A statistician analyzing a randomized controlled experiment has tested
Null: The treatment does nothing. Alternative: The treatment does something.
using a 4% cutoff for P-values. The P-value of the test turns out to be about 1.8%.
1.
The conclusion of the test is
-The treatment does nothing.
- The treatment does something.
2.
“P=1.8% means that there is only about a 1.8% chance that the treatment does nothing.”
The quoted statement is
-True
-False
problem 1:
The treatment does something
Problem 2:
False
thanks
1. The conclusion of the test is that the treatment does something.

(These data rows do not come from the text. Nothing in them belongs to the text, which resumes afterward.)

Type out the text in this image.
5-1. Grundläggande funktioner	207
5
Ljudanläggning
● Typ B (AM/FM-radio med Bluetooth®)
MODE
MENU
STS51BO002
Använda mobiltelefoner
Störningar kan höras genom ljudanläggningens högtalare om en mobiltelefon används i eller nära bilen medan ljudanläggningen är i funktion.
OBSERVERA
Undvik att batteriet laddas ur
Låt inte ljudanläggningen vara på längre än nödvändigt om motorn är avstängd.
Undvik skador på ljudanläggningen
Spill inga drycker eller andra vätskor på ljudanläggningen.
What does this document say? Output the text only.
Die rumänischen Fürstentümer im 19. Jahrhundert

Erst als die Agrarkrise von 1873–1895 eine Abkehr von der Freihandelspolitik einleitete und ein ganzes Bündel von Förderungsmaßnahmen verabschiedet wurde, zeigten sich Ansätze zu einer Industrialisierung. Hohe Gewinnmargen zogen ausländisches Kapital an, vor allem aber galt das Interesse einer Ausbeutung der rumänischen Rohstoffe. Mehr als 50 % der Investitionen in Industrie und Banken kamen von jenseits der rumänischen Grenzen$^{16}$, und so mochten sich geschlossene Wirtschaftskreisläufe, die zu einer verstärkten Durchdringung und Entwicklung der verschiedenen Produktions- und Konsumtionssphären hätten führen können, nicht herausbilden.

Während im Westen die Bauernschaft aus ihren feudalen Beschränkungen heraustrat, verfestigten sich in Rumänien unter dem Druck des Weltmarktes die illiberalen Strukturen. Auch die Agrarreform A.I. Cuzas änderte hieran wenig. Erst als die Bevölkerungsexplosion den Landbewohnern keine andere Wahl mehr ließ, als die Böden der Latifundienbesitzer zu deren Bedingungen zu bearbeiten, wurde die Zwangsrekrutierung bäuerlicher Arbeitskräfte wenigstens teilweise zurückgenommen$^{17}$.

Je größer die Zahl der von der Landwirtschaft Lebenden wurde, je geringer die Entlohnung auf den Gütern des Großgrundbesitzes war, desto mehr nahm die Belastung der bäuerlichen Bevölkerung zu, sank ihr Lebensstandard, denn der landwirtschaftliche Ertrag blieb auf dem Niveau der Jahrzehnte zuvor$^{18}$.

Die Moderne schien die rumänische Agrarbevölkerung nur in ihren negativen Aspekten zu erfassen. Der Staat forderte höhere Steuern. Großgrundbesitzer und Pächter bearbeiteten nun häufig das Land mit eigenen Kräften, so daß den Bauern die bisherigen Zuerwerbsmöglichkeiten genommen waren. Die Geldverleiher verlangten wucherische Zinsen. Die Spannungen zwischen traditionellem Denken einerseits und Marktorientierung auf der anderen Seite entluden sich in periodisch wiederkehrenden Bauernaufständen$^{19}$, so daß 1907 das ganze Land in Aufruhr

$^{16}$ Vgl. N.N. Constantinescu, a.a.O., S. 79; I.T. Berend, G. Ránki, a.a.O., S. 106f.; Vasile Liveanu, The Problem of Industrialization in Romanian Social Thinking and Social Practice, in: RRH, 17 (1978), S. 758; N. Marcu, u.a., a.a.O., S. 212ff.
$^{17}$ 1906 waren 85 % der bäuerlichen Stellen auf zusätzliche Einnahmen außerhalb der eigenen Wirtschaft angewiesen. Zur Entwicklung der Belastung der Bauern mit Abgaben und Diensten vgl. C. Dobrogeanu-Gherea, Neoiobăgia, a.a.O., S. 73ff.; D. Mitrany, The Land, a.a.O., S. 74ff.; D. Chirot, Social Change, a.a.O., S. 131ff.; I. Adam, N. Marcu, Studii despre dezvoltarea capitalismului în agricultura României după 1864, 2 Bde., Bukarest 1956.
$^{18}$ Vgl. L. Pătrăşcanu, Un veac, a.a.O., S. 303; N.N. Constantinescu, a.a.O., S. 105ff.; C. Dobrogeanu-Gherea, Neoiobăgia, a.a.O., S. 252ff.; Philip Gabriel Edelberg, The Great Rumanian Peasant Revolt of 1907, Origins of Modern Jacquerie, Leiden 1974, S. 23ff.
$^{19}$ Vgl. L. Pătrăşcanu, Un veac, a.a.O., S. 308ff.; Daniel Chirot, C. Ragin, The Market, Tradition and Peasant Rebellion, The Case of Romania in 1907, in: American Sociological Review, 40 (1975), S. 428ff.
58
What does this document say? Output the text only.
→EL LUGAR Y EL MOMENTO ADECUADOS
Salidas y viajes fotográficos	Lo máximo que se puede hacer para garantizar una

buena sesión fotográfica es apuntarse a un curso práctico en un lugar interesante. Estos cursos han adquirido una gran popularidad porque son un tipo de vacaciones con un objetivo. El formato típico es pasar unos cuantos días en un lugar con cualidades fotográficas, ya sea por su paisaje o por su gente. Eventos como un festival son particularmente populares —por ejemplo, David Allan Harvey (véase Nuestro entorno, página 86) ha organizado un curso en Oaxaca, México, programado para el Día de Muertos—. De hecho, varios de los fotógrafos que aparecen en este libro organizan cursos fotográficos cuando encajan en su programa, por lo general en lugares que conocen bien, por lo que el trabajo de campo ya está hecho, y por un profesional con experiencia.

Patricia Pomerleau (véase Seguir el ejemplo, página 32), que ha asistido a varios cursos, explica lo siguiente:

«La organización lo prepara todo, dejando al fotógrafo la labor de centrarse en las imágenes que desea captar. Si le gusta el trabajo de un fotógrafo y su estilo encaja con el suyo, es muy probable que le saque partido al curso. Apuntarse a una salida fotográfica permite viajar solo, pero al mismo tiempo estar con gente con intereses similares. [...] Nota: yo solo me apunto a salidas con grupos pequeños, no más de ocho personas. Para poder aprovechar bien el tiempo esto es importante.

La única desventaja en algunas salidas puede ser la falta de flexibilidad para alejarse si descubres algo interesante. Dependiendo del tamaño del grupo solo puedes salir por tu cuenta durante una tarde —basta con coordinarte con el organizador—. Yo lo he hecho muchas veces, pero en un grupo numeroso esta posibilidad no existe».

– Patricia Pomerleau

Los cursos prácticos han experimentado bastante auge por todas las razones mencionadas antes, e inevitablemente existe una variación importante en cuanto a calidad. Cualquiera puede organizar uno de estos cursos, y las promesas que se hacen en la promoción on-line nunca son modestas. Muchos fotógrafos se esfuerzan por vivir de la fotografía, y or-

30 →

We reject the null hypothesis (the treatment does nothing) in favor of the alternative hypothesis (the treatment does something) when the p-value is below the cutoff (4% in this case).
To get this answer, we compare the p-value (1.8%) with the predetermined significance level (4%). If the p-value is less than the significance level, we reject the null hypothesis and conclude that the treatment does something.
2. The quoted statement is false. The p-value (1.8%) represents the probability of observing the data (or more extreme data) under the assumption that the null hypothesis is true. It does not directly represent the probability of the treatment having any effect. It is used to determine whether there is evidence to reject the null hypothesis in favor of the alternative hypothesis.